“I felt very strongly that we were conducting a strategy that was not following the prime minister’s goals.
So the government was following a very clear two-tier strategy where the clinically vulnerable, immunocompromised patients were being deprioritised in favour of those who were able to receive vaccines.
And I felt that was manifestly wrong, both ethically and morally, but also did not follow the goals that we’d been set, which was to protect the entire population.”
Dame Kate Bingham
Bingham also revealed frustrations with Whitehall, noting no one within BEIS had relevant expertise when she arrived, and criticised “groupthink” within government.
“And, more importantly, no one’s ever done anything. They’re all busy writing policy papers and sending each other stuff to review. None of that actually gets to the heart of what it is they’re trying to do. What are they trying to achieve? And are they measured against the delivery of their goals? And the answer is no”

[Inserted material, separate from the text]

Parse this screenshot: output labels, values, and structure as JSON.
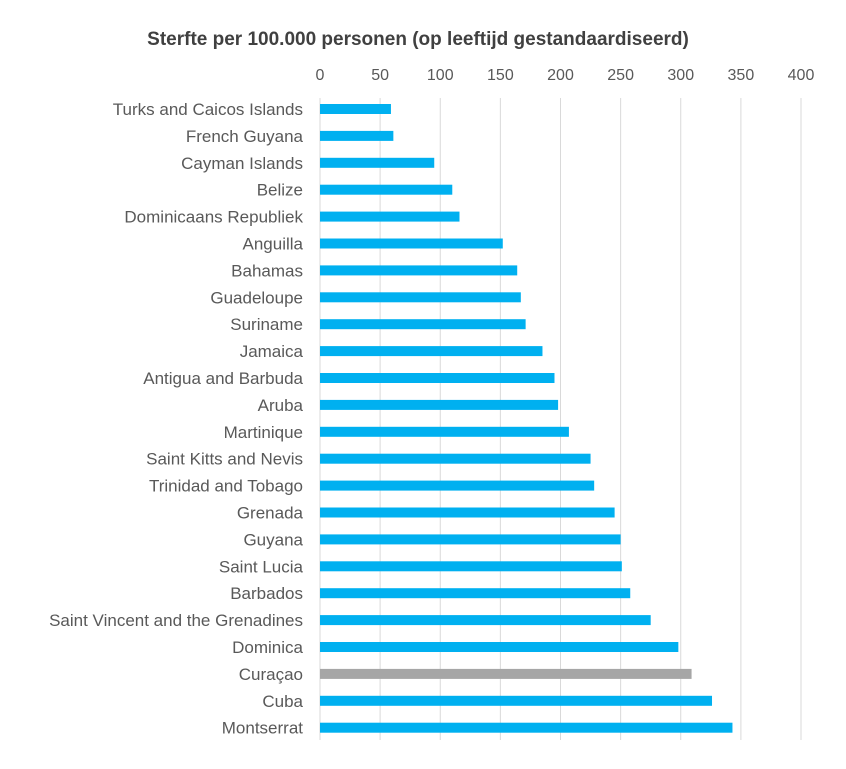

I believe we need a civil service, but what Bingham says about BEIS rings very true in my experience of it from a completely different field of #retrofit, for which it also had responsibility.
How do we get the civil service we actually need?
This is an important question because it really matters at times of crisis…and climate breakdown is just as bigger crisis as #Covid, if not more so.
I think part of the problem is the make up of the senior civil service. It’s historically been privately and Oxbridge educated white men, with many entering as fresh graduates and is very London centric.
Where is the diversity or life experience?
I don’t think the private sector is the solution to all of government’s problems - often it’s really not, because working for the benefit of share holders and profit skews government objectives and policy away from delivering in the public interest.
But I think there is value in having people who have worked in both the private and public sector entering the civil service…and perhaps there should be more opportunities to enter into it therefore mid-career.
@JugglingWithEggs I worked in the Civil Service from 2002-2006. They only really have diversity at frontline/lower grades (maybe up to HEO/SEO) and a lot of the work is casual and fixed term contracts (they even wanted to keep me at Defra but were thwarted due to the fixed term and the only way I could have stayed in the service was transferring to Border Force, which I didn't want to do (as they would only have sent me up North to spy on Chinese restaurants)
I remember looking at who had been accepted into the civil service in 2000. In terms of the fast-track scheme it was incredibly white, male and elitist. I knew I didn’t stand a chance! But it’s interesting to hear how you found it from within.
@JugglingWithEggs its surprisingly easy to get in at lower grades and from minorities *if* you are willing to do unpleasant jobs (/particularly/ various kinds of surveillance/enforcement work), which also feeds a lot of the anger and conspiracy theories about "government overreach" (as white folk are not happy when they encounter a brown/black person who has the authority to stop them doing something or make life difficult for them/their business)
Are you glad you had the experience? If the short term contract issue could have been resolved, would you have stayed? Do you think there would be any more opportunities for more attractive internal progression today than in the 00’s?
I say this as someone who found myself in some unexpected places in my 20’s and they all added to my life experience even if on reflection, I don’t know what I was thinking!
@JugglingWithEggs I'd maybe have stayed at Defra for another few years, but wouldn't have wanted to remain with a Tory government. There are likely opportunities for internal progression up to SEO level in most departments, but again its for those who do shitty jobs at the frontline (for instance Ofcom have published a lot about a young female British Asian engineer who is now in a senior position, but gloss over the fact she had to work with the Police closing down pirate radio stations..
The glass ceiling and forcing people from diverse backgrounds to prove they’re willing to snitch on their own feels like being set up in a game where the old establishment still dictate the rules.
If we were in the US I guess the phrase ‘drain the swamp’ would crop up. I kind of feel that, but from an ideologically opposite perspective.
I believe that genuine diversity at all levels of decision making and delivery is what needs to happen if we are to survive.
@JugglingWithEggs My last decade in Office Job was spent working across a range of major civil service contracts as a private sector contractor.
It left me with admiration for the majority of civil servants I worked with, who were all too often caught between what actually needed done, the budget, and the latest rotation of political office holders.
I now work for a private contractor, having previously worked for a council. The way in which government funding is now overseen by private consultants means that everything seems to be at arm’s length from government departments. I don’t doubt there are good people in there somewhere, but too often there is silence and a complete absence of reality in how programmes are set up, while there appears to be an inherent class based distrust of those delivering the work.
@JugglingWithEggs That seems massively disjointed.
I can’t speak for how funding is overseen here now, but in my day it was very much driven by the political side with the civil service having to justify their bids.
The absence of reality in how programmes are set up strikes a chord though. Thinking of ones I worked on that were created without proper input from end users, and how much change was needed to crowbar in something useful.